One major problem in the design of social innovations is sustainability. Health-focused interventions are often implemented in communities for only a short period of time, ending when funding runs out or the research to which they are tethered is completed. Although these interventions may temporarily improve a community’s health status, these improvements do not last without continued support, training, and resources. We need to focus on creating sustainable social innovations with a lasting impact in the communities in which they are implemented. In order to do so, a few major factors need to be considered: intervention cost, targeted community’s involvement/training/support system, and national policy/infrastructure. In the Peruvian HPV self-collection case study, samples were sent to centrally located labs to be processed, avoiding the need for regional medical laboratory facilities near targeted communities. Moreover, this reduced the local operational costs of diagnosis, making it a practical and fiscally-effective solution. The HIV crowdsourcing contest in China was also a cost-conscious, sustainable solution. By involving the community in creating promotional materials, the crowdsourcing contest reduced the usual developmental costs of materials and increased community investment in a major public health concern. The Malawi malaria LTK case study used community engagement as well to ensure sustainability; by directly training school teachers to be the providers for malaria diagnostics and treatment, the intervention was able to reach a previously overlooked population and maintain their access to care long-term.

This analysis does have limitations. Most importantly, there is a lack of available follow-up data on the members of communities targeted by these social innovations. Downstream data on the frequency and efficacy of treatments provided as a result of these novel approaches in diagnostics would enable a better understanding of the true impact social innovation can have in healthcare delivery.
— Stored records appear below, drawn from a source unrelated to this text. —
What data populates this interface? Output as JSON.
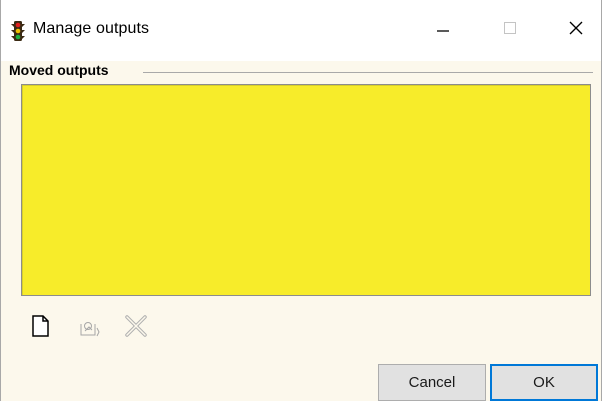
{
  "window": {
    "title": "Manage outputs",
    "icon": "traffic-light-icon"
  },
  "titlebar_buttons": {
    "minimize": "minimize-icon",
    "maximize": "maximize-icon",
    "close": "close-icon"
  },
  "group": {
    "label": "Moved outputs"
  },
  "list": {
    "background_color": "#f7ec2a",
    "items": []
  },
  "toolbar": {
    "items": [
      {
        "name": "new-icon",
        "enabled": true
      },
      {
        "name": "edit-icon",
        "enabled": false
      },
      {
        "name": "delete-icon",
        "enabled": false
      }
    ]
  },
  "buttons": {
    "cancel_label": "Cancel",
    "ok_label": "OK"
  },
  "colors": {
    "window_background": "#fcf8ec",
    "default_button_border": "#0078d7"
  }
}
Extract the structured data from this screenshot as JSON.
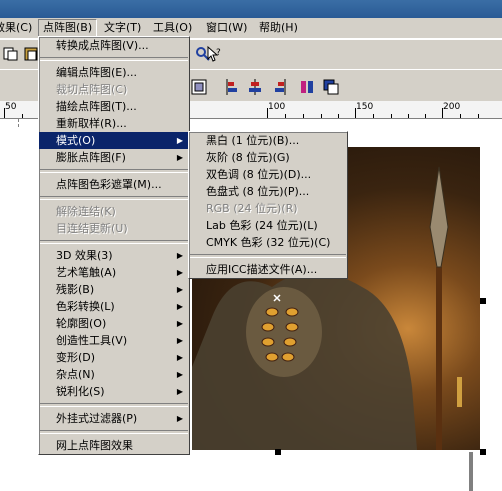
{
  "menubar": {
    "items": [
      {
        "label": "效果(C)"
      },
      {
        "label": "点阵图(B)"
      },
      {
        "label": "文字(T)"
      },
      {
        "label": "工具(O)"
      },
      {
        "label": "窗口(W)"
      },
      {
        "label": "帮助(H)"
      }
    ]
  },
  "ruler": {
    "labels": [
      "50",
      "100",
      "150",
      "200"
    ]
  },
  "bitmap_menu": {
    "items": [
      {
        "label": "转换成点阵图(V)...",
        "type": "item"
      },
      {
        "type": "sep"
      },
      {
        "label": "编辑点阵图(E)...",
        "type": "item"
      },
      {
        "label": "裁切点阵图(C)",
        "type": "disabled"
      },
      {
        "label": "描绘点阵图(T)...",
        "type": "item"
      },
      {
        "label": "重新取样(R)...",
        "type": "item"
      },
      {
        "label": "模式(O)",
        "type": "submenu",
        "highlighted": true
      },
      {
        "label": "膨胀点阵图(F)",
        "type": "submenu"
      },
      {
        "type": "sep"
      },
      {
        "label": "点阵图色彩遮罩(M)...",
        "type": "item"
      },
      {
        "type": "sep"
      },
      {
        "label": "解除连结(K)",
        "type": "disabled"
      },
      {
        "label": "目连结更新(U)",
        "type": "disabled"
      },
      {
        "type": "sep"
      },
      {
        "label": "3D 效果(3)",
        "type": "submenu"
      },
      {
        "label": "艺术笔触(A)",
        "type": "submenu"
      },
      {
        "label": "残影(B)",
        "type": "submenu"
      },
      {
        "label": "色彩转换(L)",
        "type": "submenu"
      },
      {
        "label": "轮廓图(O)",
        "type": "submenu"
      },
      {
        "label": "创造性工具(V)",
        "type": "submenu"
      },
      {
        "label": "变形(D)",
        "type": "submenu"
      },
      {
        "label": "杂点(N)",
        "type": "submenu"
      },
      {
        "label": "锐利化(S)",
        "type": "submenu"
      },
      {
        "type": "sep"
      },
      {
        "label": "外挂式过滤器(P)",
        "type": "submenu"
      },
      {
        "type": "sep"
      },
      {
        "label": "网上点阵图效果",
        "type": "item"
      }
    ]
  },
  "mode_menu": {
    "items": [
      {
        "label": "黑白 (1 位元)(B)...",
        "type": "item"
      },
      {
        "label": "灰阶 (8 位元)(G)",
        "type": "item"
      },
      {
        "label": "双色调 (8 位元)(D)...",
        "type": "item"
      },
      {
        "label": "色盘式 (8 位元)(P)...",
        "type": "item"
      },
      {
        "label": "RGB (24 位元)(R)",
        "type": "disabled"
      },
      {
        "label": "Lab 色彩 (24 位元)(L)",
        "type": "item"
      },
      {
        "label": "CMYK 色彩 (32 位元)(C)",
        "type": "item"
      },
      {
        "type": "sep"
      },
      {
        "label": "应用ICC描述文件(A)...",
        "type": "item"
      }
    ]
  }
}
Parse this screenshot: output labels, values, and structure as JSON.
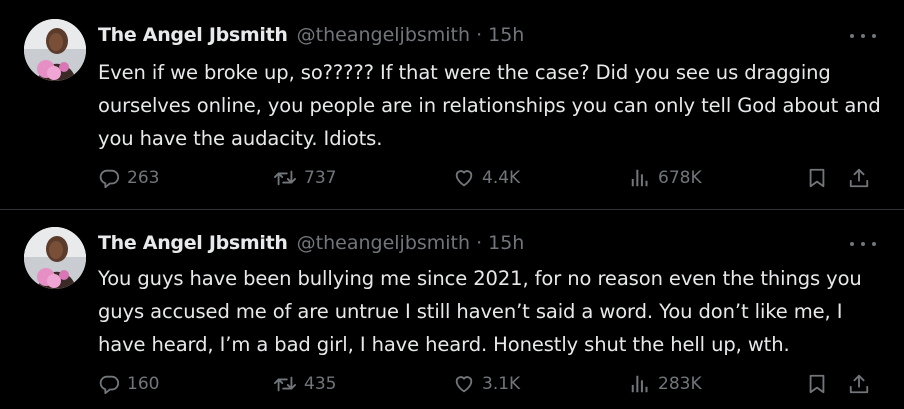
{
  "theme": {
    "background": "#000000",
    "text_primary": "#e7e9ea",
    "text_secondary": "#71767b",
    "divider": "#2f3336"
  },
  "tweets": [
    {
      "display_name": "The Angel Jbsmith",
      "handle": "@theangeljbsmith",
      "separator": "·",
      "time": "15h",
      "text": "Even if we broke up, so????? If that were the case? Did you see us dragging ourselves online, you people are in relationships you can only tell God about and you have the audacity. Idiots.",
      "replies": "263",
      "reposts": "737",
      "likes": "4.4K",
      "views": "678K",
      "icons": {
        "reply": "reply-bubble-icon",
        "repost": "repost-arrows-icon",
        "like": "heart-icon",
        "views": "bar-chart-views-icon",
        "bookmark": "bookmark-icon",
        "share": "share-upload-icon",
        "more": "more-dots-icon"
      }
    },
    {
      "display_name": "The Angel Jbsmith",
      "handle": "@theangeljbsmith",
      "separator": "·",
      "time": "15h",
      "text": "You guys have been bullying me since 2021, for no reason even the things you guys accused me of are untrue I still haven’t said a word. You don’t like me, I have heard, I’m a bad girl, I have heard. Honestly shut the hell up, wth.",
      "replies": "160",
      "reposts": "435",
      "likes": "3.1K",
      "views": "283K",
      "icons": {
        "reply": "reply-bubble-icon",
        "repost": "repost-arrows-icon",
        "like": "heart-icon",
        "views": "bar-chart-views-icon",
        "bookmark": "bookmark-icon",
        "share": "share-upload-icon",
        "more": "more-dots-icon"
      }
    }
  ]
}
Another major limitation is the lack of a standardized methodology to evaluate social innovations. As a field, social innovation is relatively new, and, thus, there aren’t standardized metrics for evaluating these interventions, making it difficult to directly compare different innovations.

Conclusions

These three cases demonstrate how social innovation can enhance diagnostic access among vulnerable groups. Social innovations may be useful to make diagnostics more user-centered and feasible in low- and middle-income countries. These cases have implications for new programs and novel research on diagnostics, and demonstrate the nature of and processes that can address inequity and promote the sustainability of social innovations. As can be seen in the approaches here, social innovation in diagnostics is needed to enhance future health coverage and build more resilient health systems.